Inventory Control Techniques

HIFO (Highest in, First out)

HIFO is an inventory control accounting method wherein the inventory having the highest cost is used first and taken from stock. Companies that select this method want to reduce their taxable income for a time period. The inventory recorded as used is the most expensive one, the company shall always record the maximum COGS or cost of goods sold.

LOFO (Lowest in, First Out)

LOFO is a highly versatile and simple inventory control method. It means the materials or reserves having low purchase prices are first consumed. In the end, the reserves with high purchase prices remain. This method is used mostly in transportation and logistics, production logistics, warehouse management, inventory pricing, and requirements management

FEFO (First expired, first-out)

FEFO is an inventory control method to deal with perishable products and those have an expiry date beginning at the warehouse and ending at the store.
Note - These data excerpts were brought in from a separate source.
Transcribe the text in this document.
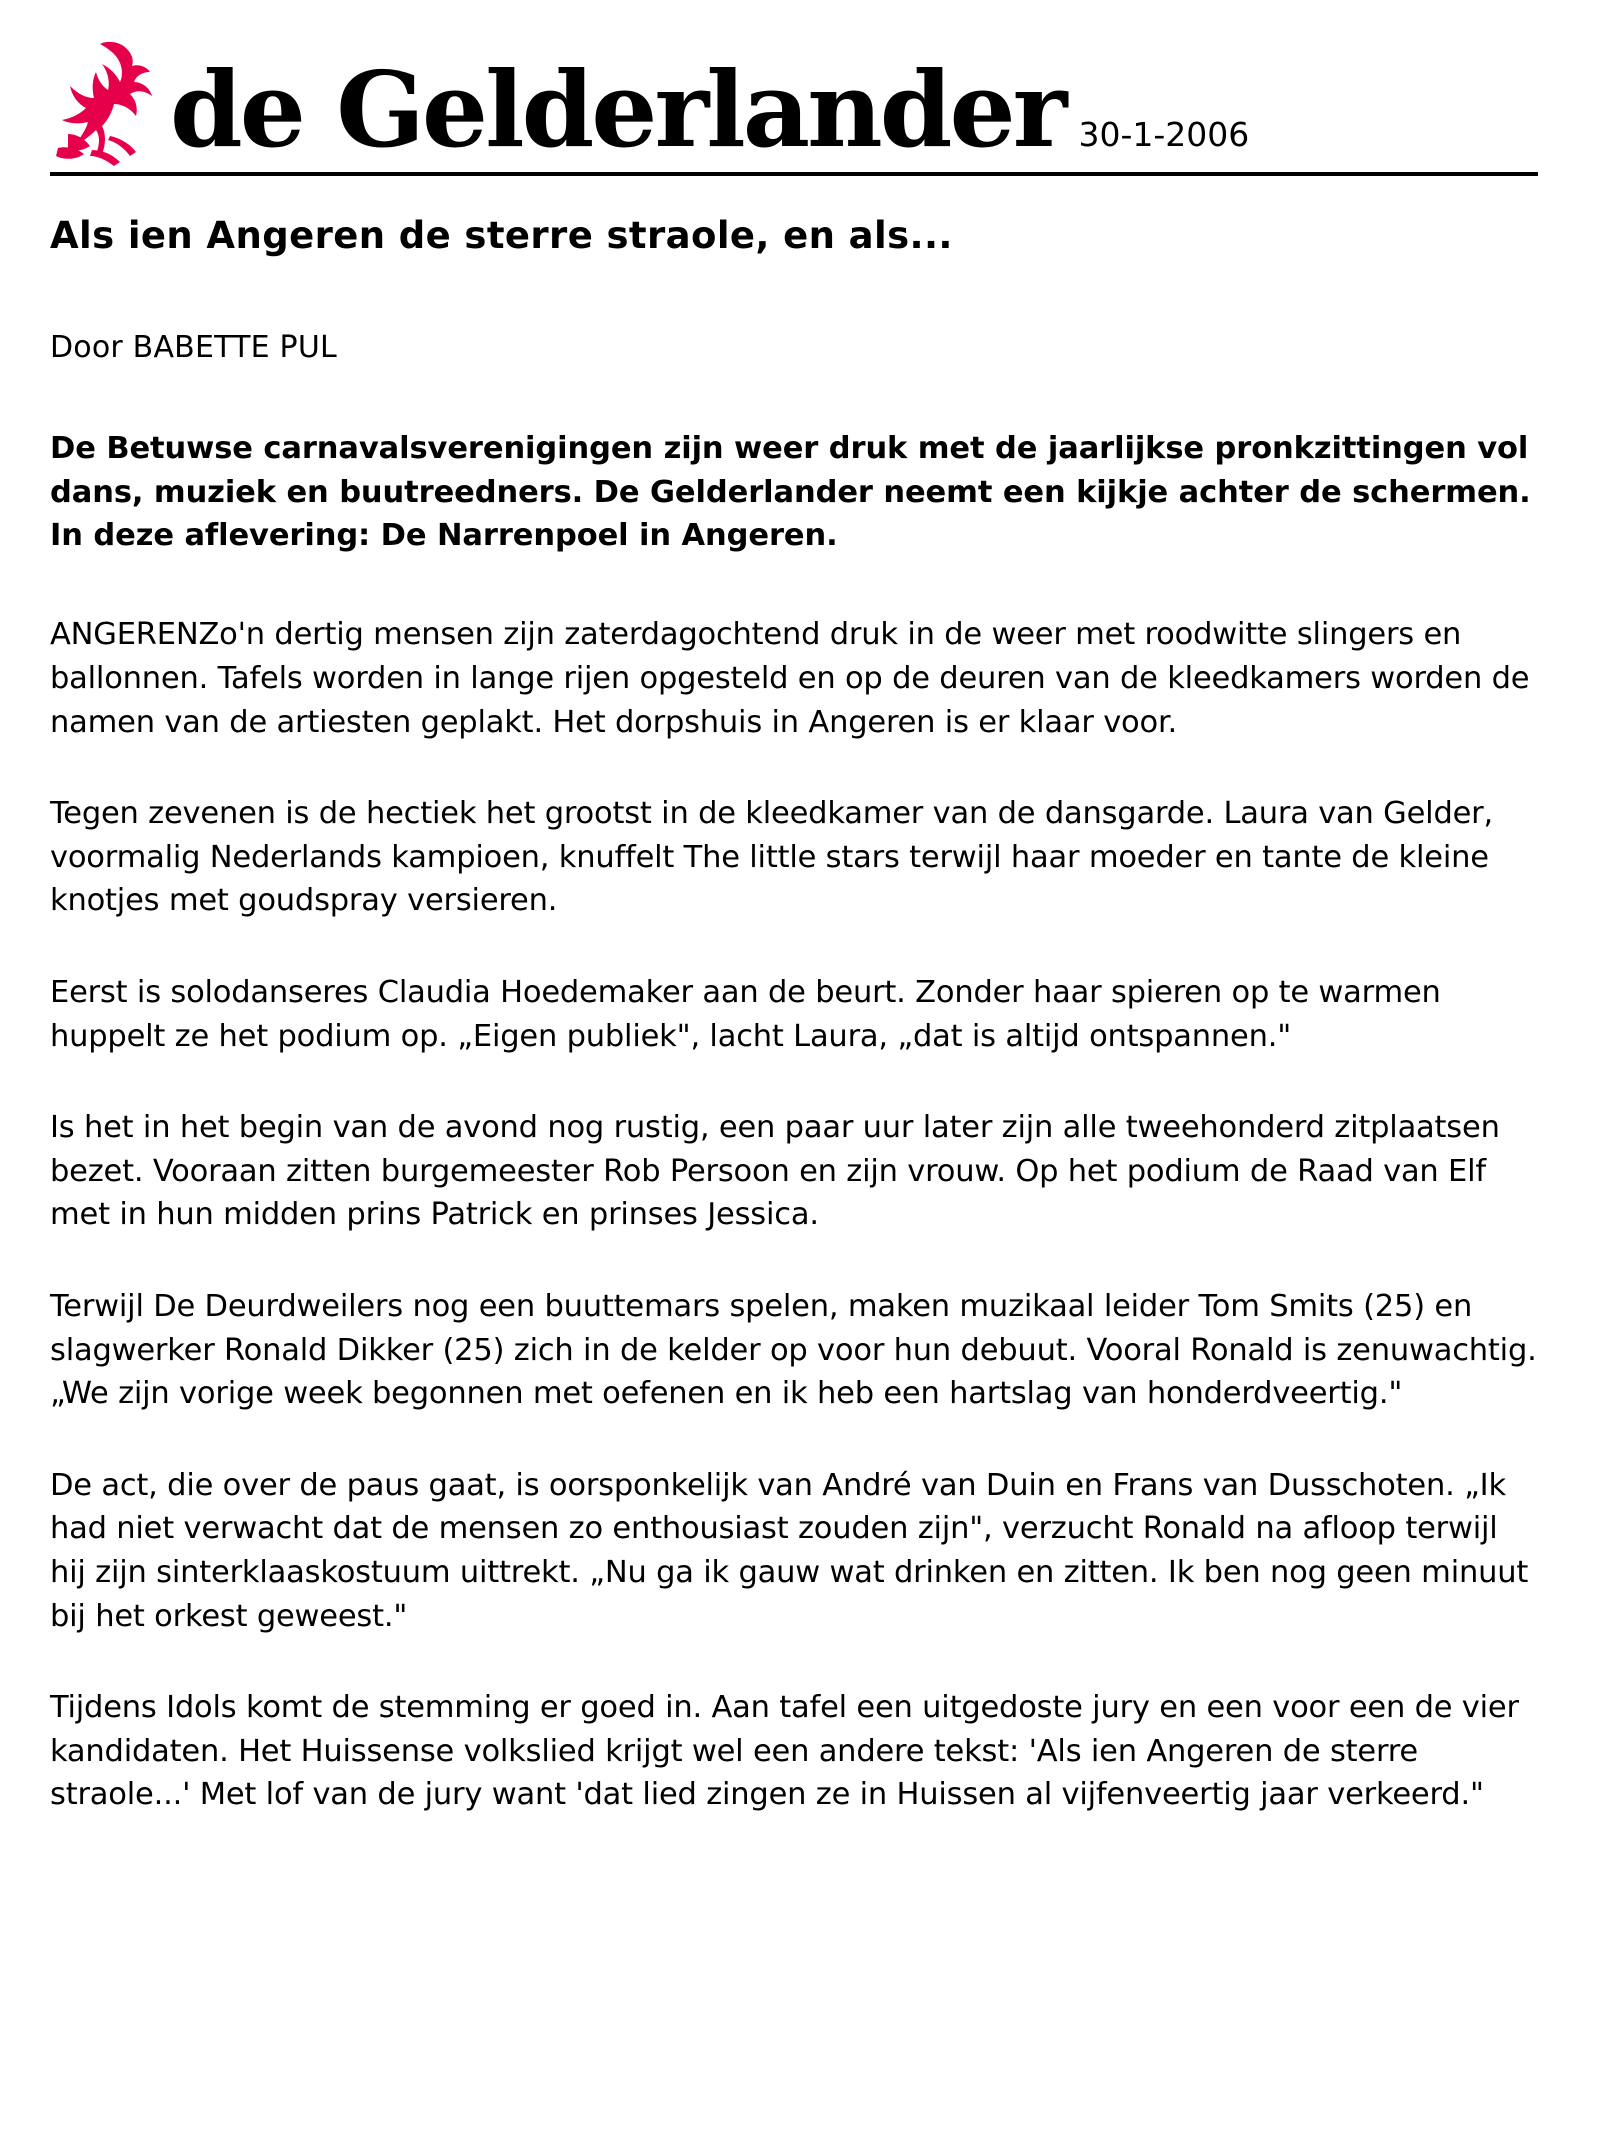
de Gelderlander 30-1-2006
Als ien Angeren de sterre straole, en als...
Door BABETTE PUL
De Betuwse carnavalsverenigingen zijn weer druk met de jaarlijkse pronkzittingen vol dans, muziek en buutreedners. De Gelderlander neemt een kijkje achter de schermen. In deze aflevering: De Narrenpoel in Angeren.

ANGERENZo'n dertig mensen zijn zaterdagochtend druk in de weer met roodwitte slingers en ballonnen. Tafels worden in lange rijen opgesteld en op de deuren van de kleedkamers worden de namen van de artiesten geplakt. Het dorpshuis in Angeren is er klaar voor.

Tegen zevenen is de hectiek het grootst in de kleedkamer van de dansgarde. Laura van Gelder, voormalig Nederlands kampioen, knuffelt The little stars terwijl haar moeder en tante de kleine knotjes met goudspray versieren.

Eerst is solodanseres Claudia Hoedemaker aan de beurt. Zonder haar spieren op te warmen huppelt ze het podium op. „Eigen publiek", lacht Laura, „dat is altijd ontspannen."

Is het in het begin van de avond nog rustig, een paar uur later zijn alle tweehonderd zitplaatsen bezet. Vooraan zitten burgemeester Rob Persoon en zijn vrouw. Op het podium de Raad van Elf met in hun midden prins Patrick en prinses Jessica.

Terwijl De Deurdweilers nog een buuttemars spelen, maken muzikaal leider Tom Smits (25) en slagwerker Ronald Dikker (25) zich in de kelder op voor hun debuut. Vooral Ronald is zenuwachtig. „We zijn vorige week begonnen met oefenen en ik heb een hartslag van honderdveertig."

De act, die over de paus gaat, is oorsponkelijk van André van Duin en Frans van Dusschoten. „Ik had niet verwacht dat de mensen zo enthousiast zouden zijn", verzucht Ronald na afloop terwijl hij zijn sinterklaaskostuum uittrekt. „Nu ga ik gauw wat drinken en zitten. Ik ben nog geen minuut bij het orkest geweest."

Tijdens Idols komt de stemming er goed in. Aan tafel een uitgedoste jury en een voor een de vier kandidaten. Het Huissense volkslied krijgt wel een andere tekst: 'Als ien Angeren de sterre straole...' Met lof van de jury want 'dat lied zingen ze in Huissen al vijfenveertig jaar verkeerd."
The sell-date or expiry of a product triggers its valuation method. It allows you guaranteed quality that results in the benefit of customer satisfaction and promoting reputation.

Retail Inventory Method

Retailers use the retail inventory method to resell merchandise for estimating the end inventory balances. It is based on the relationship between the retail price and the cost of the merchandise. This method is an estimate and must be supplemented periodically by physical inventory count. It is an easy and quick method to find out the inventory balance.